Inzaghi relance le dossier João Cancelo au FC Barcelone
Il a suffi d’une phrase de Simone Inzaghi pour rallumer le dossier João Cancelo au FC Barcelona. L’entraîneur d’Al-Hilal a clairement déplacé le débat : l’avenir du latéral portugais n’est plus une question sportive, mais un sujet posé sur la table de la direction saoudienne.
Quelques heures avant le premier match de championnat contre Al-Faisaly, l’Italien a tranché dans le vif : Cancelo n’a même pas été convoqué. Un choix lourd de sens. Au coup d’envoi de la saison, le Portugais n’entre tout simplement pas dans ses plans.
Interrogé par le quotidien espagnol Sport, Inzaghi a posé le cadre : « Cancelo continue de s’entraîner régulièrement avec l’équipe, mais son avenir et le fait qu’il reste ou non est une question pour le conseil d’administration. » En clair, le terrain ne décidera pas de son sort.
À Barcelone, le message a été reçu comme un feu vert. Hansi Flick a fait de Cancelo une priorité pour renforcer les couloirs, séduit par sa polyvalence, capable de couvrir aussi bien le flanc droit que le gauche. Dans un effectif encore en construction, ce profil compte double.
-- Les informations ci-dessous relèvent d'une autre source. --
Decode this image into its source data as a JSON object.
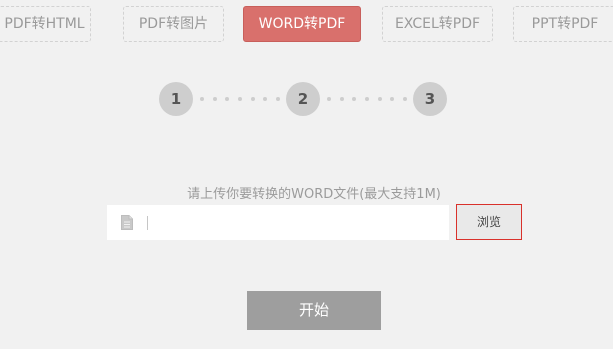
{
  "tabs": [
    {
      "label": "PDF转HTML",
      "active": false
    },
    {
      "label": "PDF转图片",
      "active": false
    },
    {
      "label": "WORD转PDF",
      "active": true
    },
    {
      "label": "EXCEL转PDF",
      "active": false
    },
    {
      "label": "PPT转PDF",
      "active": false
    }
  ],
  "steps": [
    "1",
    "2",
    "3"
  ],
  "upload": {
    "hint": "请上传你要转换的WORD文件(最大支持1M)",
    "value": "",
    "browse_label": "浏览",
    "file_icon": "document-icon"
  },
  "start_label": "开始",
  "colors": {
    "active_tab": "#d9706c",
    "browse_border": "#d9312b",
    "start_button": "#9e9e9e",
    "step_circle": "#cecece"
  }
}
Le joueur, lui, ne s’en cache plus. Depuis la fin de la saison dernière, Cancelo multiplie les clins d’œil au club catalan. Le dernier en date est apparu vendredi sur Instagram : une nouvelle image liée au Barça en Story, son deuxième signe public en faveur d’un retour au Camp Nou. Le désir est affiché, presque revendiqué.
Le mur des 15 millions
Sur le plan financier, le scénario semblait pourtant bien engagé. Barcelone et Al-Hilal s’étaient rapprochés d’un accord autour de 10 millions d’euros. Une base jugée raisonnable par les Catalans pour un joueur de 32 ans, déjà intégré au contexte blaugrana.
Puis tout a basculé. Des sources saoudiennes ont laissé filtrer que la direction d’Al-Hilal avait relevé la barre : 15 millions d’euros, pas un de moins, avant d’ouvrir la porte à un départ de Cancelo.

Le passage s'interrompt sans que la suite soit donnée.